Abstract

PT, in carrying out its daily business activities, is represented by appointed people, namely people who occupy the position of directors and company officials, the Board of Directors has broad authority to ensure that the company will run adequately and properly as the intent and purpose stated in the deed. One of the authorities of the board of directors is to transfer the assets of PT, but in UUPT, this authority is limited by the approval of the GMS. The type of research used is normative legal research, which centres on evaluating how well the rules or norms are applied in relevant favourable legislation. To gain insight into various aspects of the legal issues studied in this research using a statute approach and comparative approach with Malaysia.

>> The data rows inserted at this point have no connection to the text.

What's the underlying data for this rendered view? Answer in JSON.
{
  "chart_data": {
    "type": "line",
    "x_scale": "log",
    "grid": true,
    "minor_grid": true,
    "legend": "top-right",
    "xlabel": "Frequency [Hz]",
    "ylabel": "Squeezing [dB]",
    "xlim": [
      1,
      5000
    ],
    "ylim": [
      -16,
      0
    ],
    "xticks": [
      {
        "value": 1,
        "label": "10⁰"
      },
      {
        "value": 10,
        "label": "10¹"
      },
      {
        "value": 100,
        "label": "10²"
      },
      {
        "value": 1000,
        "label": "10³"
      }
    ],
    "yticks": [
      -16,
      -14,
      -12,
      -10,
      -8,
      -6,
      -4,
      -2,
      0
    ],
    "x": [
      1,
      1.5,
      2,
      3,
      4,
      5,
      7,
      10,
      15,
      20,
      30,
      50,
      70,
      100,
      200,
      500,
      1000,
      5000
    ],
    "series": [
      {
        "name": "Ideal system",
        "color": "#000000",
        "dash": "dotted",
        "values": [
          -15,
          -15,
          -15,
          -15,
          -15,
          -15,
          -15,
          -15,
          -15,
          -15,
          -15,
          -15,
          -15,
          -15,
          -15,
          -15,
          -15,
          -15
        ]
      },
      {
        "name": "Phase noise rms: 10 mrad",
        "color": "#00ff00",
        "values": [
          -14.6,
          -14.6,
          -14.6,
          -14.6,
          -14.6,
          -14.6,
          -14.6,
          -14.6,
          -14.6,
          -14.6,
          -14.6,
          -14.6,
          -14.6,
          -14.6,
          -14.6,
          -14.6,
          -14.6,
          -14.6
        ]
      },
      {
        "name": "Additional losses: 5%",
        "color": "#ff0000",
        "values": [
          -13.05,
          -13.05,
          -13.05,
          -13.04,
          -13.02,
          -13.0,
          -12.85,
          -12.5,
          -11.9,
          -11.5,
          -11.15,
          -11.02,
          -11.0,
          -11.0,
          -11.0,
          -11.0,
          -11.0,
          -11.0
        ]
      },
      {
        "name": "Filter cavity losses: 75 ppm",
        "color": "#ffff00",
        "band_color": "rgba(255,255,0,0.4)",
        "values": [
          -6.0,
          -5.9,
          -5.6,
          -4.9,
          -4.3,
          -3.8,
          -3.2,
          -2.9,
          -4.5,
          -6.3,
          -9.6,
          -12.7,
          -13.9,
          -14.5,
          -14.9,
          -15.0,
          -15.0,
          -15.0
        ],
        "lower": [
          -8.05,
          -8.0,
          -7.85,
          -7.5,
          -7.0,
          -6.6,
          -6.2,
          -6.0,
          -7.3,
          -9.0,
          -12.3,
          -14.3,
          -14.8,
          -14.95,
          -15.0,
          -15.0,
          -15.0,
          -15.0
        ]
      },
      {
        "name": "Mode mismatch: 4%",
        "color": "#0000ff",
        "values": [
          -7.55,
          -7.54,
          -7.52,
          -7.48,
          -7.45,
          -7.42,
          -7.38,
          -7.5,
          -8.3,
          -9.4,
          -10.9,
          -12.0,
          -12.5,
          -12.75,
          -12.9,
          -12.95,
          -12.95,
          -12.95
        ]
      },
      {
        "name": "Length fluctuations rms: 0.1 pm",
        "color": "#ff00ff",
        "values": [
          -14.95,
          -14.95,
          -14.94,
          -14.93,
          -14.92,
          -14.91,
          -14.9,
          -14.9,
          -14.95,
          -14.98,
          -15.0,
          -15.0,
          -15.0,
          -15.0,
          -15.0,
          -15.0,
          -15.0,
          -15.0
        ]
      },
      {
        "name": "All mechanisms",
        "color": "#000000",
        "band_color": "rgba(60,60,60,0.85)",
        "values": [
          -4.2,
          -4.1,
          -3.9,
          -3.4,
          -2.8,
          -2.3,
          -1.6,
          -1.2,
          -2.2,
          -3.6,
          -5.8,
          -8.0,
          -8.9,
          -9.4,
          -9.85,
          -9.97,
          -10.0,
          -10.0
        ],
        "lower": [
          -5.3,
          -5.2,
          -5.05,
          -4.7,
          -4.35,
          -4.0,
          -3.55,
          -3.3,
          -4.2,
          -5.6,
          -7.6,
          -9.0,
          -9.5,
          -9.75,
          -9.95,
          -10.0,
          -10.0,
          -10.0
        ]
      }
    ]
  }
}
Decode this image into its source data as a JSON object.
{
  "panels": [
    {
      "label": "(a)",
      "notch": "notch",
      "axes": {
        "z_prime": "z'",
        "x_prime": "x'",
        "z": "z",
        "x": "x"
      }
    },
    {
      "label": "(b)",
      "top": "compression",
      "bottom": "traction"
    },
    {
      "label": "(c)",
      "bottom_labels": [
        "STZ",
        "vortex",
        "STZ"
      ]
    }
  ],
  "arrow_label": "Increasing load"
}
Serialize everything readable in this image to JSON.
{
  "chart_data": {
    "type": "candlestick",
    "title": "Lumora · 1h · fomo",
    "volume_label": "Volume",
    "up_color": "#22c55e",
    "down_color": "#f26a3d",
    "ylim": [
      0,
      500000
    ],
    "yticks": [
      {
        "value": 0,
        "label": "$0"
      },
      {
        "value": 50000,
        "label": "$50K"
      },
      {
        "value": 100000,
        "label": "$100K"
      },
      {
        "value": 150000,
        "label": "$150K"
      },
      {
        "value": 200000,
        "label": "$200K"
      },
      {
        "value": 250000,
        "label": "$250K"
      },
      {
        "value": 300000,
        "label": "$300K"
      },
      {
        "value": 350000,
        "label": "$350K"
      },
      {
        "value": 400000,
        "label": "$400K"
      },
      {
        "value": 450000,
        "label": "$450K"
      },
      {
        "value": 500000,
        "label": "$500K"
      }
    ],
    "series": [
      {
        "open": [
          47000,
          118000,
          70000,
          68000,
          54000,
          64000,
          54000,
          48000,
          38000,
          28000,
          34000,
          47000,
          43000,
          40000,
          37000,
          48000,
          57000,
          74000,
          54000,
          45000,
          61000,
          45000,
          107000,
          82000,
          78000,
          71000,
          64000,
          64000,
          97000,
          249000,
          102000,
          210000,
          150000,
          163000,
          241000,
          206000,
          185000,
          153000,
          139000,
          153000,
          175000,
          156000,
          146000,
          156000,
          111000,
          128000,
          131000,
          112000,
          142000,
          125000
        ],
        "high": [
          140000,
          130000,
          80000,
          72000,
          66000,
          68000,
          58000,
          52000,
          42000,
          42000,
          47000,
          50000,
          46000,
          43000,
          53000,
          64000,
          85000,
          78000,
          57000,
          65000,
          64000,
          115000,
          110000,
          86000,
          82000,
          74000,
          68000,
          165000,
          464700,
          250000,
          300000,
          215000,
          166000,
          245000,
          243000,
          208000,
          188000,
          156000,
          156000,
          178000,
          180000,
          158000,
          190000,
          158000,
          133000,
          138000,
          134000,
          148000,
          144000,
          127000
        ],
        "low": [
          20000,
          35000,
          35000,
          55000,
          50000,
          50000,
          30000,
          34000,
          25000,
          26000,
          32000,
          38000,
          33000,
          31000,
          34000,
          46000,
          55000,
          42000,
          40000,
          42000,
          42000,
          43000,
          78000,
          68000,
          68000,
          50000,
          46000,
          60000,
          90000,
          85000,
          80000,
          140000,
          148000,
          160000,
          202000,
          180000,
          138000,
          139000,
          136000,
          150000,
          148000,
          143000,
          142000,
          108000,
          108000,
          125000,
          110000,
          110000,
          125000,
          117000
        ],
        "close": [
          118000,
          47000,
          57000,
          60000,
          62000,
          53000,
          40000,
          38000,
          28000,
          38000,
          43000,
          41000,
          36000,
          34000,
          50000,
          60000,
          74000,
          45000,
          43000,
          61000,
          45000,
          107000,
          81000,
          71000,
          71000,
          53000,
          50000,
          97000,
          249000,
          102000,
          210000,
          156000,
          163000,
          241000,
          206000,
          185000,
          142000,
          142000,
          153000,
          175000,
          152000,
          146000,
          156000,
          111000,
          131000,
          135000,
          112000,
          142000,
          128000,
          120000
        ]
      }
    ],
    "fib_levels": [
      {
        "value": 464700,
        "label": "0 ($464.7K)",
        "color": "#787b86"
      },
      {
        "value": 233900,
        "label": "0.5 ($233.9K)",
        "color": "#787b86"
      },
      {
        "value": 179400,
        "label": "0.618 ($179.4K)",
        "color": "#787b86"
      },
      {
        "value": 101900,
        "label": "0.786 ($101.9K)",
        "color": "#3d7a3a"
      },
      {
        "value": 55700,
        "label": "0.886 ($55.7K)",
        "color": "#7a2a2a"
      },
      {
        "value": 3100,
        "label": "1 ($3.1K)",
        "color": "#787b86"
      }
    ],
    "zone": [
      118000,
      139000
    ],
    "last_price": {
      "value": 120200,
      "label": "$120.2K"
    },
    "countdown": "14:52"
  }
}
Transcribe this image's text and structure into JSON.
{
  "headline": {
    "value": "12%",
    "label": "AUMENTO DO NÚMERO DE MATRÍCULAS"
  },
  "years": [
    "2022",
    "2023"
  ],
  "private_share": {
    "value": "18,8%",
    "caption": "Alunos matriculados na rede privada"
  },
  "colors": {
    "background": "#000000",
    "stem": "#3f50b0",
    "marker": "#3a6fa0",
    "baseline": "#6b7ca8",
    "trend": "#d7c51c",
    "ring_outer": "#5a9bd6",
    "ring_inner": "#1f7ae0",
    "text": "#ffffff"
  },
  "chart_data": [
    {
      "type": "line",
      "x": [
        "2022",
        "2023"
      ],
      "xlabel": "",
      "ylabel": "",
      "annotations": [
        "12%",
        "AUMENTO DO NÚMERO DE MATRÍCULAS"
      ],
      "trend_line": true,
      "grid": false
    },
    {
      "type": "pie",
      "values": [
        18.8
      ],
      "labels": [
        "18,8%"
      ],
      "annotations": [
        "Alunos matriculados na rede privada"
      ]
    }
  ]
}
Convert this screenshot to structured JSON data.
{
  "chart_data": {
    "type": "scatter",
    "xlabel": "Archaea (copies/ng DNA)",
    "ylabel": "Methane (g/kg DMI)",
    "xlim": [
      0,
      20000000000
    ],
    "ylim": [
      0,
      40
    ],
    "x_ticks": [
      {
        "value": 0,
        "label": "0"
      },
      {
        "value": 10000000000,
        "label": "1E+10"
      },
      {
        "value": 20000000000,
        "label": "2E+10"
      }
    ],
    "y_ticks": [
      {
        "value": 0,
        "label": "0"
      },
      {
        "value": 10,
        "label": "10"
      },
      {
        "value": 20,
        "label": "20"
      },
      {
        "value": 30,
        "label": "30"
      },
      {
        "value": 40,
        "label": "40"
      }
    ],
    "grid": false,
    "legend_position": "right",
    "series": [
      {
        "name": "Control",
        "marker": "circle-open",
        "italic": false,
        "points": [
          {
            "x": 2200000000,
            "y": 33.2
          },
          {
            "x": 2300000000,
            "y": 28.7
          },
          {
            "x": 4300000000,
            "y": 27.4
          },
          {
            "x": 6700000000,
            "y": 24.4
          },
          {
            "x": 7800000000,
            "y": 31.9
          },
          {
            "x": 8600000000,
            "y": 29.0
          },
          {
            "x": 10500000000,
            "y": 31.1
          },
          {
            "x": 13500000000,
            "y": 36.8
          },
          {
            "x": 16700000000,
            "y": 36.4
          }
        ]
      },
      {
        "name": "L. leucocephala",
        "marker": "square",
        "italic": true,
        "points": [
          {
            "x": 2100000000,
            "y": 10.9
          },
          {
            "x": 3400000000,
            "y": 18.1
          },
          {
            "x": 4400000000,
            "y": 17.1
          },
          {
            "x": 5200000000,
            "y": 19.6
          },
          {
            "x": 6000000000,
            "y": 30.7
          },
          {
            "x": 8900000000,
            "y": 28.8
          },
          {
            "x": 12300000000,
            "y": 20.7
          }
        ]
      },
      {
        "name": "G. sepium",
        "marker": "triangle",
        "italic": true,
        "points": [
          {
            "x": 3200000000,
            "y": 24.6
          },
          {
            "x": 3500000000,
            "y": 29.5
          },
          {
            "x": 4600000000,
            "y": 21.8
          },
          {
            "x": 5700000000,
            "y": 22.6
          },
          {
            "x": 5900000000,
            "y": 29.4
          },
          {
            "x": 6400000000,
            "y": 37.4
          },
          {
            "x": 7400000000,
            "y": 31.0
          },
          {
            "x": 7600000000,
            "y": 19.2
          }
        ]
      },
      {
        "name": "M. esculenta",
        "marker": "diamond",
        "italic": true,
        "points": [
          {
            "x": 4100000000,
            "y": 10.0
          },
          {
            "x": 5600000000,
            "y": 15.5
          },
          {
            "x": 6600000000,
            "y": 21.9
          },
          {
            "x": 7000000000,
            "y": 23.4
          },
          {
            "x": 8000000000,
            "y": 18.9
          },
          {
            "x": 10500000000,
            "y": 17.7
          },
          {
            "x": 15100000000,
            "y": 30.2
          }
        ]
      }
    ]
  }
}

The results in this study are First, although the board of directors has the authority to transfer the assets of the PT, it is limited as in article 102 paragraph (1) letter an of the Company Law where transferring the help of the PT more than 51% of the net assets of the PT during the year must be approved by the GMS. Second, if the directors transfer assets exceeding the limitations of article 102 paragraph (1) letter a of the Company Law, it will become the personal responsibility of the directors or not the responsibility of the PT. Third, when compared to Malaysia, the authority of the directors in the transfer of assets in Indonesia is greater than in Malaysia, where the directors in the Companies Act 2016 must obtain GMS approval if the transfer of assets is more than 25% of total assets.